Cabling Do's and Don'ts

While unpacking, setting up, and breaking down all of your network equipment, it's important to keep a few things in mind when handling cables:

  • Unpacking
    Make it a policy that as you remove each cable from storage, immediately check it with an Ethernet cable tester. Check continuity, check for kinks in the cable and other general problems that could lead to trouble later. If a cable doesn't test out perfectly, hit up your cable reserve - you can mess with the broken one later when you have more time.

  • Placement
    After you've tested and replaced any defective cables, use a numbering scheme where rows have a number, and put a label on each end of the cable indicating the table it's running to. Then insert that cable into the matching number port on your core switch.

    Example: Table 1's switch should have a cable labeled #1 on both ends and then plugged into port #1 on the Core switch.
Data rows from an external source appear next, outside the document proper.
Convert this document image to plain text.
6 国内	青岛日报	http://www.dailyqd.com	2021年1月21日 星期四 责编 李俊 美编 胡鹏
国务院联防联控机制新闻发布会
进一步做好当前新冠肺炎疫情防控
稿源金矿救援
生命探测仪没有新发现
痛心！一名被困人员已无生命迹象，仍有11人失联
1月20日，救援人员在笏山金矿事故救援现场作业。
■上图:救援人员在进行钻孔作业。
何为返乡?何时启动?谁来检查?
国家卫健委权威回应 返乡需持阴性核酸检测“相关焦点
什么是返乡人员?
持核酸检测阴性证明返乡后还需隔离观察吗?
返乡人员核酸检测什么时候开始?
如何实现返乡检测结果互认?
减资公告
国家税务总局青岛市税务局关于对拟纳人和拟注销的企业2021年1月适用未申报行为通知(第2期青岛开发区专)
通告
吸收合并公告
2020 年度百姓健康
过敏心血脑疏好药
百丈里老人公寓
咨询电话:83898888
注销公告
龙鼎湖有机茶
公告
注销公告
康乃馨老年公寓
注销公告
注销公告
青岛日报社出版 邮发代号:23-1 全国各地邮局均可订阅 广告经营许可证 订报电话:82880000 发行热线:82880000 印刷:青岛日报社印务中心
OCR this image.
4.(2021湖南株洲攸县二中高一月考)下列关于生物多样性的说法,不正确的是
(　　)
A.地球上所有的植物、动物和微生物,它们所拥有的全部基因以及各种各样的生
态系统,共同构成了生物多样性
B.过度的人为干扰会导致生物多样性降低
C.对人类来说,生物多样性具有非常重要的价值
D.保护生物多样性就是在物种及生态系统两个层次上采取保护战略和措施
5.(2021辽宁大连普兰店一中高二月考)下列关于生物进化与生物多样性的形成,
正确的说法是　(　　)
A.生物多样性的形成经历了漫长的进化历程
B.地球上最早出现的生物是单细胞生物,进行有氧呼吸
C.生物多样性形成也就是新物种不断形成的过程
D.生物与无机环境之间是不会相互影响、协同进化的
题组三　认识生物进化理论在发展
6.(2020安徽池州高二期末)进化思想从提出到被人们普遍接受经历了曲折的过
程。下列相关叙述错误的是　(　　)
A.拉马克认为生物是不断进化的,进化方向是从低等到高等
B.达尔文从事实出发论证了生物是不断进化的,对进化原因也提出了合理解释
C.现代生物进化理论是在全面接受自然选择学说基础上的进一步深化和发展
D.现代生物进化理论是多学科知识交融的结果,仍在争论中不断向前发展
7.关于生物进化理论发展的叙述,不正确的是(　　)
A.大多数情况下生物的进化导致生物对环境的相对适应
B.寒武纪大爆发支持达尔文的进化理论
This will help later if you are forced to make an emergency cable replacement, since you won't have to trace the cable down to the Core to see what needs to be disconnected. (Figure 8)

Match up table and port numbers

Figure 8: Match up table and port numbers

If any Ethernet cables have to cross a walkway, try to converge them into a single location. Then route them across the floor covering them with lots of duct tape (preferably the yellow-and-black-striped safety kind) or better yet under a long rubber door mat duct-taped down. This not only protects the cables, but keeps gamers from tripping and possibly injuring themselves. It's also a good idea to tape down the cables to the floor near the core switch to further prevent snags from potentially pulling the core switch into the floor causing serious damage to one of the most expensive switches you will own.

  • Rolling and storing cables
    When rolling up cables, be careful not to jerk them or put stress on either of the ends - especially if the ends are not booted and the clip can snag another cable or a table leg and break off. Broken tabs don't properly secure the plug in the jack and can result in hard-to-find intermittent problems. Finally, it's okay to use whatever shape you prefer to wrap the cable as long as you don't bend the cable tightly into any sharp angle, like a 90-degree angle. This will break the conductors inside and unless you have x-ray vision, essentially ruin the entire cable!